Note complémentaire sur la dette (2017-03-20 @ 10:50)

L’endettement financier net de la SNCF est décrit dans rapport annuel (page 93).

Au total, le passif financier de la SNCF atteint le 67.2 milliards d’euros. Ce sont essentiellement des emprunts obligataires (83.1%), des billets de trésorerie, des emprunts bancaires (3.4%) et des instruments de financement à court terme (comme des billets de trésorerie, 6.6%).

Sur ces 67.2 milliards, l’Insee a requalifié 10.9 milliards de la dette de SNCF Réseau en dette publique en 2014 (Note 6.1.2.7. voir page 98).

Le passif financier de la SNCF comprend également les 1.5 milliards dont la charge a été transférée à l’État en 2006 (a.k.a.

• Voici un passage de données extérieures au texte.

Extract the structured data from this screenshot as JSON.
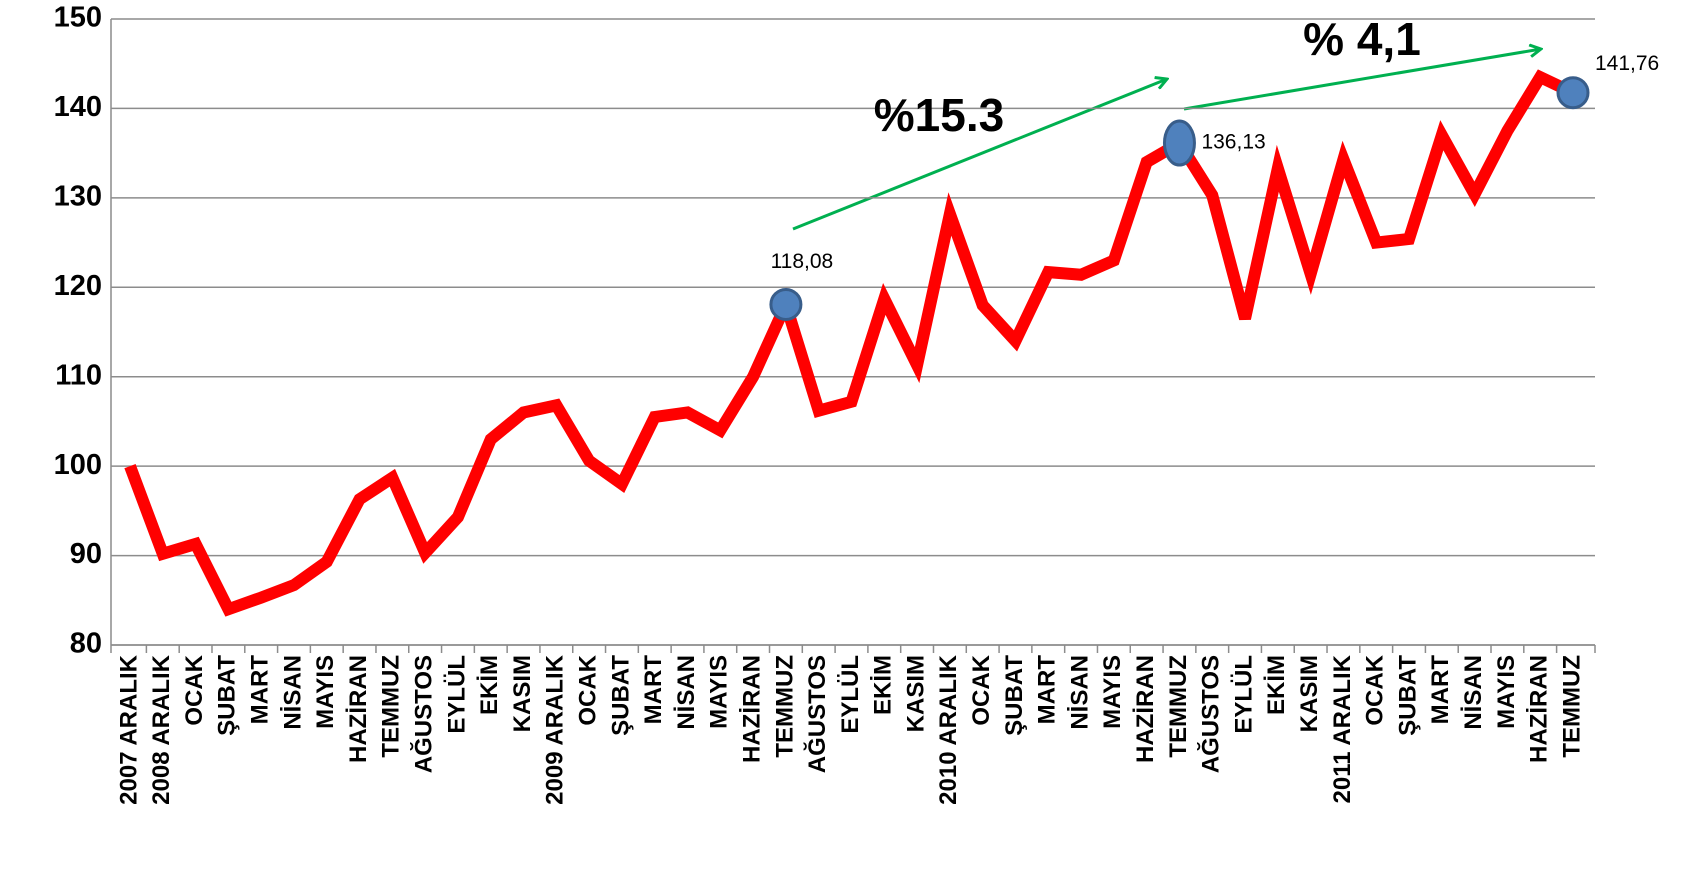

SAAD : à l’époque, il y en avait pour 8 milliards) puis à la Caisse de la Dette Publique en 2007. Cette dette est toujours présente au bilan de SNCF Mobilité mais elle est compensée par une créance du même montant sur la CDP (voir note 6.1.2.2, page 96).

Face à ces dettes, la SNCF revendique 14.4 milliards d’actifs d’où un endettement net de 52.8 milliards. Après retraitement des 12.4 milliards (10.9+1.5) déjà intégrés à la dette publique, il reste 40.4 milliards qui ne sont pris en compte absolument nulle part.